It’s too early to tell whether or not Apple’s latest one-port Mac notebook spells doom for MagSafe, Apple’s proprietary magnetically attached power connectors. Be that as it may, a duo of entrepreneurial engineers is taking a page from Apple’s book to implement magnets on the types of connectors we use the most.
Magzet, a new Kickstarter project by Jon Hallsten and Jeff Russell, is aiming to do for standard 3.5mm audio jacks what MagSafe has done for Apple notebooks.
A two-part kit features a jack on one side which goes into the headphone port of your iPhone, iPad or any other device outfitted with a standard 3.5mm audio jack. The other side hosts a magnetic adapter into which users plug in their headphones.
Because the accessory makes smart use of the magnets, the two pieces snap into place with automatic alignment. And if someone trips over the cord, the two sides break away easily so your headphones will stay on your head, similar to Apple’s MagSafe power cord.
The Magzet is cleverly designed so it will prevent routing sound to the speaker unless both pieces are together. The project has raised about $10,000 so far, a far cry from the self-imposed goal of raising a whopping $294,000.
Although the Magzet’s functionality is similar to the Replug, which debuted some years ago and can be still found on Amazon, that accessory is mechanical, non-magnetic and doesn’t solve the situation where audio is re-routed automatically to headset mode.

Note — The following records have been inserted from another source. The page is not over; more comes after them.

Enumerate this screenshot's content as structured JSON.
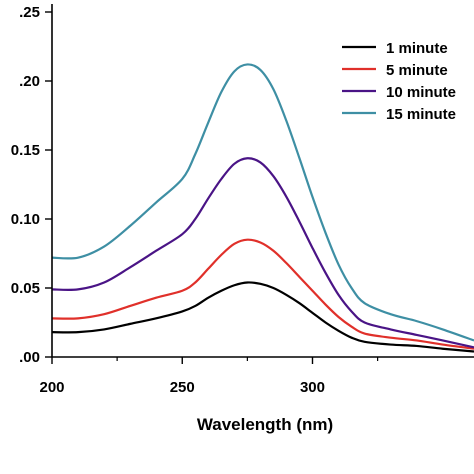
{
  "chart_data": {
    "type": "line",
    "title": "",
    "xlabel": "Wavelength (nm)",
    "ylabel": "",
    "xlim": [
      200,
      362
    ],
    "ylim": [
      0.0,
      0.25
    ],
    "x_ticks": [
      200,
      250,
      300
    ],
    "x_tick_labels": [
      "200",
      "250",
      "300"
    ],
    "y_ticks": [
      0.0,
      0.05,
      0.1,
      0.15,
      0.2,
      0.25
    ],
    "y_tick_labels": [
      ".00",
      "0.05",
      "0.10",
      "0.15",
      ".20",
      ".25"
    ],
    "grid": false,
    "legend_position": "top-right",
    "series": [
      {
        "name": "1 minute",
        "color": "#000000",
        "points": [
          [
            200,
            0.018
          ],
          [
            210,
            0.018
          ],
          [
            220,
            0.02
          ],
          [
            230,
            0.024
          ],
          [
            240,
            0.028
          ],
          [
            250,
            0.033
          ],
          [
            255,
            0.037
          ],
          [
            260,
            0.043
          ],
          [
            265,
            0.048
          ],
          [
            270,
            0.052
          ],
          [
            275,
            0.054
          ],
          [
            280,
            0.053
          ],
          [
            285,
            0.05
          ],
          [
            290,
            0.045
          ],
          [
            295,
            0.039
          ],
          [
            300,
            0.032
          ],
          [
            305,
            0.025
          ],
          [
            310,
            0.019
          ],
          [
            315,
            0.014
          ],
          [
            320,
            0.011
          ],
          [
            330,
            0.009
          ],
          [
            340,
            0.008
          ],
          [
            350,
            0.006
          ],
          [
            362,
            0.004
          ]
        ]
      },
      {
        "name": "5 minute",
        "color": "#e0302a",
        "points": [
          [
            200,
            0.028
          ],
          [
            210,
            0.028
          ],
          [
            220,
            0.031
          ],
          [
            230,
            0.037
          ],
          [
            240,
            0.043
          ],
          [
            250,
            0.048
          ],
          [
            255,
            0.054
          ],
          [
            260,
            0.064
          ],
          [
            265,
            0.074
          ],
          [
            270,
            0.082
          ],
          [
            275,
            0.085
          ],
          [
            280,
            0.083
          ],
          [
            285,
            0.077
          ],
          [
            290,
            0.068
          ],
          [
            295,
            0.058
          ],
          [
            300,
            0.048
          ],
          [
            305,
            0.038
          ],
          [
            310,
            0.029
          ],
          [
            315,
            0.022
          ],
          [
            320,
            0.017
          ],
          [
            330,
            0.014
          ],
          [
            340,
            0.012
          ],
          [
            350,
            0.009
          ],
          [
            362,
            0.006
          ]
        ]
      },
      {
        "name": "10 minute",
        "color": "#4a1486",
        "points": [
          [
            200,
            0.049
          ],
          [
            210,
            0.049
          ],
          [
            220,
            0.054
          ],
          [
            230,
            0.065
          ],
          [
            240,
            0.077
          ],
          [
            250,
            0.089
          ],
          [
            255,
            0.1
          ],
          [
            260,
            0.115
          ],
          [
            265,
            0.129
          ],
          [
            270,
            0.14
          ],
          [
            275,
            0.144
          ],
          [
            280,
            0.141
          ],
          [
            285,
            0.131
          ],
          [
            290,
            0.116
          ],
          [
            295,
            0.098
          ],
          [
            300,
            0.079
          ],
          [
            305,
            0.061
          ],
          [
            310,
            0.045
          ],
          [
            315,
            0.033
          ],
          [
            320,
            0.025
          ],
          [
            330,
            0.02
          ],
          [
            340,
            0.016
          ],
          [
            350,
            0.012
          ],
          [
            362,
            0.007
          ]
        ]
      },
      {
        "name": "15 minute",
        "color": "#3e8fa4",
        "points": [
          [
            200,
            0.072
          ],
          [
            210,
            0.072
          ],
          [
            220,
            0.08
          ],
          [
            230,
            0.095
          ],
          [
            240,
            0.112
          ],
          [
            250,
            0.129
          ],
          [
            255,
            0.147
          ],
          [
            260,
            0.17
          ],
          [
            265,
            0.192
          ],
          [
            270,
            0.207
          ],
          [
            275,
            0.212
          ],
          [
            280,
            0.208
          ],
          [
            285,
            0.194
          ],
          [
            290,
            0.171
          ],
          [
            295,
            0.144
          ],
          [
            300,
            0.116
          ],
          [
            305,
            0.09
          ],
          [
            310,
            0.067
          ],
          [
            315,
            0.05
          ],
          [
            320,
            0.039
          ],
          [
            330,
            0.031
          ],
          [
            340,
            0.026
          ],
          [
            350,
            0.02
          ],
          [
            362,
            0.012
          ]
        ]
      }
    ]
  }
}
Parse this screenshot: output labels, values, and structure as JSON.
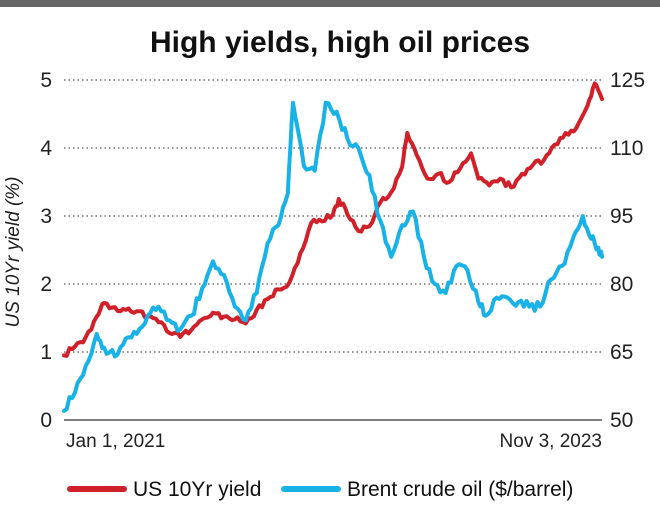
{
  "chart_data": {
    "type": "line",
    "title": "High yields, high oil prices",
    "ylabel": "US 10Yr yield (%)",
    "x_start_label": "Jan 1, 2021",
    "x_end_label": "Nov 3, 2023",
    "x_range": [
      "2021-01-01",
      "2023-11-03"
    ],
    "ylim_left": [
      0,
      5
    ],
    "ylim_right": [
      50,
      125
    ],
    "left_ticks": [
      "0",
      "1",
      "2",
      "3",
      "4",
      "5"
    ],
    "right_ticks": [
      "50",
      "65",
      "80",
      "95",
      "110",
      "125"
    ],
    "grid": "dotted horizontal",
    "legend_position": "bottom",
    "series": [
      {
        "name": "US 10Yr yield",
        "axis": "left",
        "color": "#d0202a",
        "x": [
          "2021-01-01",
          "2021-01-22",
          "2021-02-12",
          "2021-03-05",
          "2021-03-19",
          "2021-04-09",
          "2021-04-30",
          "2021-05-21",
          "2021-06-11",
          "2021-07-02",
          "2021-07-23",
          "2021-08-13",
          "2021-09-03",
          "2021-09-24",
          "2021-10-15",
          "2021-11-05",
          "2021-11-26",
          "2021-12-17",
          "2022-01-07",
          "2022-01-28",
          "2022-02-18",
          "2022-03-11",
          "2022-04-01",
          "2022-04-22",
          "2022-05-13",
          "2022-06-03",
          "2022-06-14",
          "2022-07-01",
          "2022-07-22",
          "2022-08-12",
          "2022-09-02",
          "2022-09-23",
          "2022-10-14",
          "2022-10-24",
          "2022-11-11",
          "2022-12-02",
          "2022-12-23",
          "2023-01-13",
          "2023-02-03",
          "2023-02-24",
          "2023-03-10",
          "2023-03-31",
          "2023-04-21",
          "2023-05-12",
          "2023-06-02",
          "2023-06-23",
          "2023-07-14",
          "2023-08-04",
          "2023-08-25",
          "2023-09-15",
          "2023-10-06",
          "2023-10-20",
          "2023-11-03"
        ],
        "values": [
          0.95,
          1.08,
          1.22,
          1.52,
          1.72,
          1.66,
          1.62,
          1.6,
          1.52,
          1.44,
          1.28,
          1.22,
          1.32,
          1.48,
          1.58,
          1.52,
          1.48,
          1.42,
          1.62,
          1.78,
          1.92,
          2.02,
          2.45,
          2.9,
          2.92,
          3.02,
          3.25,
          3.02,
          2.78,
          2.85,
          3.2,
          3.35,
          3.72,
          4.22,
          3.9,
          3.55,
          3.62,
          3.5,
          3.7,
          3.92,
          3.55,
          3.45,
          3.55,
          3.42,
          3.62,
          3.75,
          3.82,
          4.05,
          4.22,
          4.3,
          4.62,
          4.95,
          4.72
        ]
      },
      {
        "name": "Brent crude oil ($/barrel)",
        "axis": "right",
        "color": "#19b2e6",
        "x": [
          "2021-01-01",
          "2021-01-22",
          "2021-02-12",
          "2021-03-05",
          "2021-03-19",
          "2021-04-09",
          "2021-04-30",
          "2021-05-21",
          "2021-06-11",
          "2021-07-02",
          "2021-07-23",
          "2021-08-13",
          "2021-09-03",
          "2021-09-24",
          "2021-10-15",
          "2021-11-05",
          "2021-11-26",
          "2021-12-17",
          "2022-01-07",
          "2022-01-28",
          "2022-02-18",
          "2022-03-08",
          "2022-03-18",
          "2022-04-08",
          "2022-04-29",
          "2022-05-20",
          "2022-06-10",
          "2022-07-01",
          "2022-07-22",
          "2022-08-12",
          "2022-09-02",
          "2022-09-23",
          "2022-10-14",
          "2022-11-04",
          "2022-11-25",
          "2022-12-16",
          "2023-01-06",
          "2023-01-27",
          "2023-02-17",
          "2023-03-10",
          "2023-03-24",
          "2023-04-14",
          "2023-05-05",
          "2023-05-26",
          "2023-06-16",
          "2023-07-07",
          "2023-07-28",
          "2023-08-18",
          "2023-09-08",
          "2023-09-27",
          "2023-10-13",
          "2023-10-27",
          "2023-11-03"
        ],
        "values": [
          52,
          56,
          62,
          69,
          66,
          64,
          68,
          69,
          73,
          75,
          72,
          70,
          73,
          79,
          85,
          82,
          75,
          72,
          78,
          89,
          93,
          100,
          120,
          106,
          105,
          120,
          118,
          112,
          110,
          104,
          94,
          86,
          93,
          96,
          86,
          80,
          78,
          84,
          83,
          76,
          73,
          77,
          77,
          76,
          75,
          75,
          81,
          84,
          90,
          95,
          90,
          88,
          86
        ]
      }
    ]
  }
}
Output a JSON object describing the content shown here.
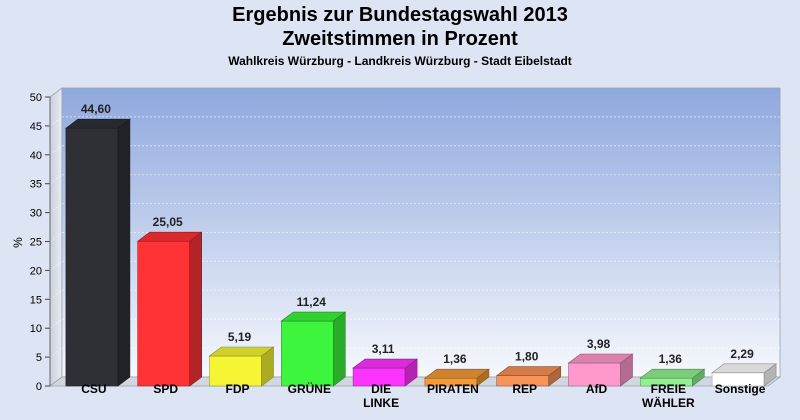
{
  "chart_data": {
    "type": "bar",
    "title": "Ergebnis zur Bundestagswahl 2013",
    "subtitle": "Zweitstimmen in Prozent",
    "caption": "Wahlkreis Würzburg - Landkreis Würzburg - Stadt Eibelstadt",
    "ylabel": "%",
    "ylim": [
      0,
      50
    ],
    "yticks": [
      0,
      5,
      10,
      15,
      20,
      25,
      30,
      35,
      40,
      45,
      50
    ],
    "grid": true,
    "categories": [
      [
        "CSU"
      ],
      [
        "SPD"
      ],
      [
        "FDP"
      ],
      [
        "GRÜNE"
      ],
      [
        "DIE",
        "LINKE"
      ],
      [
        "PIRATEN"
      ],
      [
        "REP"
      ],
      [
        "AfD"
      ],
      [
        "FREIE",
        "WÄHLER"
      ],
      [
        "Sonstige"
      ]
    ],
    "values": [
      44.6,
      25.05,
      5.19,
      11.24,
      3.11,
      1.36,
      1.8,
      3.98,
      1.36,
      2.29
    ],
    "value_labels": [
      "44,60",
      "25,05",
      "5,19",
      "11,24",
      "3,11",
      "1,36",
      "1,80",
      "3,98",
      "1,36",
      "2,29"
    ],
    "colors": [
      "#2f3036",
      "#ff3336",
      "#f5f534",
      "#3cf53c",
      "#ff33ff",
      "#f59a36",
      "#f79258",
      "#ff99cc",
      "#8ff28f",
      "#ffffff"
    ]
  }
}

“We solved that with a patent pending solution when just our MAGjack is left in,” Magzet project lead Jon Hallsten said. “Nothing is detected on a phone until the MAGkap is mated to the MAGjack.”
Early bird backers can get one 3.5mm jack and one Magzet adapter starting at twenty bucks plus shipping. Higher-tiered variants are available as well, including a $99 deal which nets you three adapters, five jacks and two limited-edition T-shirts.
The accessory should ship before the end of 2015.
While a MagSafe-style audio connection sounds like a terrific idea, it could be a risky move given Apple’s numerous patents on MagSafe and its history of suing vendors over making their gear MagSafe-compatible.